Выбрать главу

Рим, аэропорт, все еще утро. «Боинги» и «Каравеллы», стоящие тут и там, будто игрушечные. А внутри здания аэропорта расхаживала взад-вперед по вестибюлю девушка в форме. На ней была шапочка вроде жокейской — новый для меня фасон; сапоги тоже показались мне новыми. Эта девушка ярко накрасилась: она явно требовала к себе внимания. Как же мне объяснить, как назвать разумным — хотя бы самому себе, — мое отвращение, мое отторжение как от чего-то выморочного и неправильного — от этого нового мира, в который я столь стремительно перенесся? Ведь эта жизнь подтверждала, что та, другая, есть смерть; но та смерть делала все это обманом.

Уже под вечер я прилетел в Мадрид, изящнейший город. Здесь мне предстояло провести два или три дня. В последний раз я был в этом городе еще студентом, десять лет назад. Здесь я мог бы вернуться к моей прежней жизни. Я — турист, я свободен, при деньгах. Но ведь только что я обрел огромный опыт; Индия закончилась только двадцать четыре часа назад. Это было путешествие, которого, возможно, не следовало совершать; оно раскололо мою жизнь надвое. «Напиши мне сразу же, как только окажешься в Европе, — просил меня один друг-индиец. — Мне интересны твои самые свежие впечатления». Теперь я уже не помню, что написал тогда. Письмо вышло бурным и бессвязным; но — как и все, что я писал об Индии, — оно не изгнало никаких бесов.

В течение моей последней недели в Дели я заходил в разные магазины тканей, и в Мадрид я прибыл с коричневым неперевязанным свертком, испещренным словами на хинди: там был отрез материи на пиджак — подарок архитектора, с которым я недавно познакомился. На третий или четвертый день нашего знакомства он выказал мне свою дружбу и приязнь, и я ответил тем же. Такой обычай — одна из приятных сторон Индии; она сочетается со всеми остальными сторонами. Архитектор довез меня до аэропорта и смирно сносил мои вспышки раздражения, когда я узнал о задержке рейса. Мы выпили кофе, а потом, перед тем как уйти, он вручил мне этот сверток. «Пообещайте, что закажете себе пиджак из этой ткани, как только окажетесь в Европе», — сказал архитектор.

Так я и сделал; и на все перемешавшиеся впечатления за целый год легло это свежее воспоминание о друге и его подарке — отрезе индийской ткани.

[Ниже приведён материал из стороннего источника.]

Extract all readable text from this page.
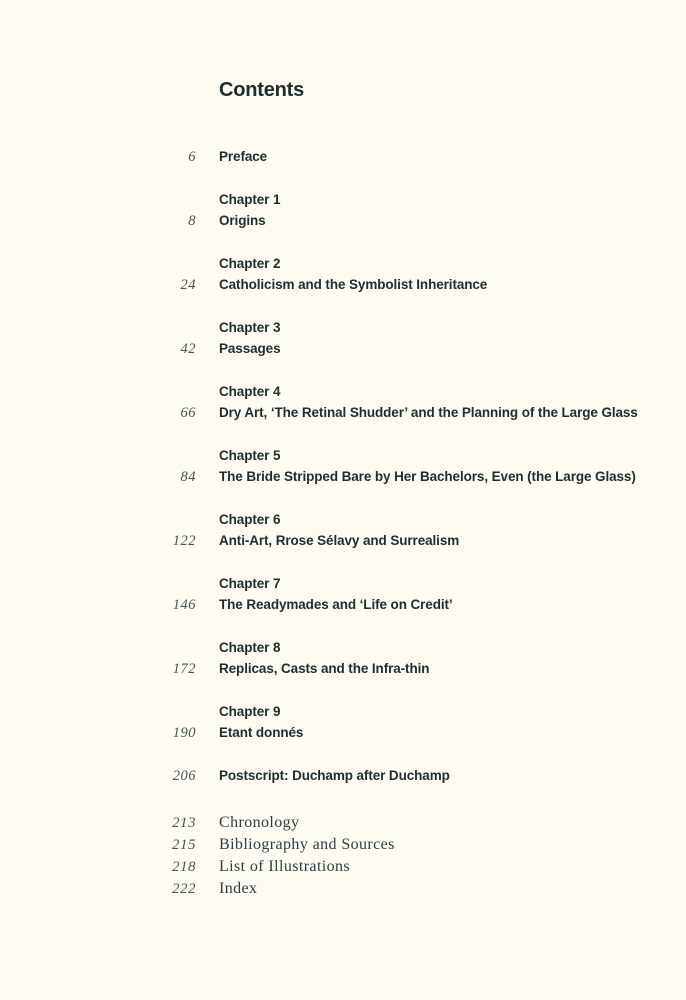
Contents
6 Preface
Chapter 1
8 Origins
Chapter 2
24 Catholicism and the Symbolist Inheritance
Chapter 3
42 Passages
Chapter 4
66 Dry Art, ‘The Retinal Shudder’ and the Planning of the Large Glass
Chapter 5
84 The Bride Stripped Bare by Her Bachelors, Even (the Large Glass)
Chapter 6
122 Anti-Art, Rrose Sélavy and Surrealism
Chapter 7
146 The Readymades and ‘Life on Credit’
Chapter 8
172 Replicas, Casts and the Infra-thin
Chapter 9
190 Etant donnés
206 Postscript: Duchamp after Duchamp
213 Chronology
215 Bibliography and Sources
218 List of Illustrations
222 Index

Несколько дней спустя, в Лондоне я будто впервые столкнулся с культурой, смысл которой — если судить по содержанию рекламы и содержимому магазинных витрин — сводился к созданию домашнего уюта, к обустройству отдельных теплых ячеек; я ходил по улицам, заполненным такими ячейками, мимо садов, обобранных суровой зимой; я тщетно пытался вызвать в себе позитивное отношение к этому городу, где я долго жил и работал; я оказывался наедине с собственной пустотой, с чувством физической потерянности; и вот там-то мне приснился сон:

Передо мной лежал прямоугольник жесткой новой ткани, и я точно знал, что, если только мне удастся выкроить из этой самой ткани прямоугольник поменьше, имеющий заданные размеры, то тогда ткань сама начнет распускаться, а потом это распускание перекинется с ткани на стол, со стола — на дом, с дома — на всю материю вообще, пока весь этот морок не рассеется. Именно такие слова звучали в моей голове, пока я раскладывал ткань на столе и всматривался в нее, ища подсказок, которые, как я знал, существуют, и которые я больше всего на свете хотел обнаружить, одновременно понимая, что мне никогда это не удастся.

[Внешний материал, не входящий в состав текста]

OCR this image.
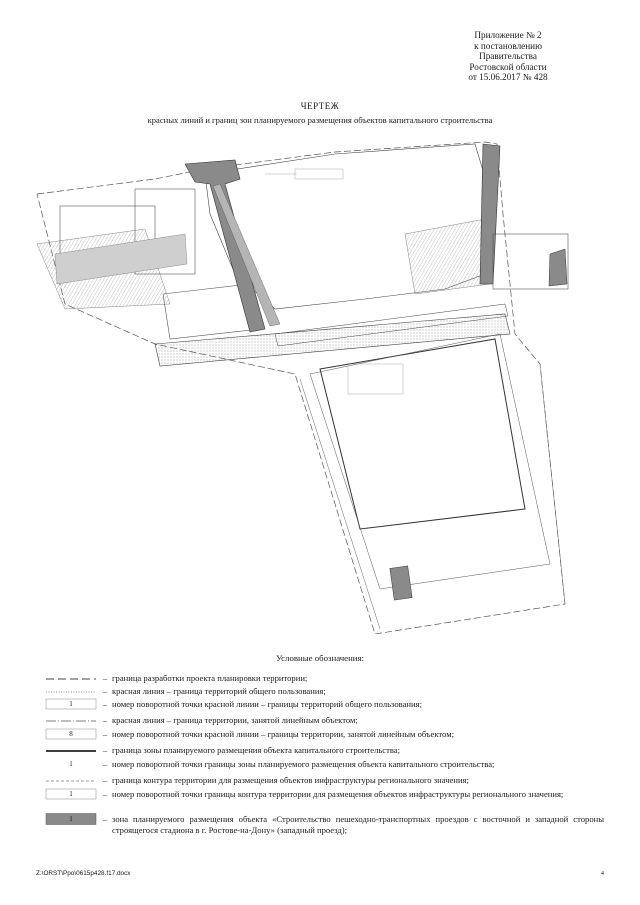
Приложение № 2
к постановлению
Правительства
Ростовской области
от 15.06.2017 № 428
ЧЕРТЕЖ
красных линий и границ зон планируемого размещения объектов капитального строительства
Условные обозначения:
– граница разработки проекта планировки территории;
– красная линия – граница территорий общего пользования;
1	– номер поворотной точки красной линии – границы территорий общего пользования;
– красная линия – граница территории, занятой линейным объектом;
8	– номер поворотной точки красной линии – границы территории, занятой линейным объектом;
– граница зоны планируемого размещения объекта капитального строительства;
1	– номер поворотной точки границы зоны планируемого размещения объекта капитального строительства;
– граница контура территории для размещения объектов инфраструктуры регионального значения;
1	– номер поворотной точки границы контура территории для размещения объектов инфраструктуры регионального значения;
1	– зона планируемого размещения объекта «Строительство пешеходно-транспортных проездов с восточной и западной стороны строящегося стадиона в г. Ростове-на-Дону» (западный проезд);
Z:\ORST\Ppo\0615p428.f17.docx	4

Наш мир — иллюзия, уверяют индусы. Мы говорим об отчаянии, но истинное отчаяние кроется слишком глубоко, чтобы его сформулировать. Лишь теперь, когда обретенный в Индии опыт яснее проступил на фоне моей собственной бесприютности, я понял, насколько близко подошел за этот последний год к полному индийскому отрицанию, до какой степени оно сделалось основой моих мыслей и чувств. И вот, едва я осознал это, очутившись в мире, где иллюзия может быть только отвлеченным понятием, а не тем, что ощущаешь до мозга костей, — это открытие уже ускользало от меня. Я ощутил это как частицу истины, которой мне никогда не выразить внятно и никогда больше не уловить.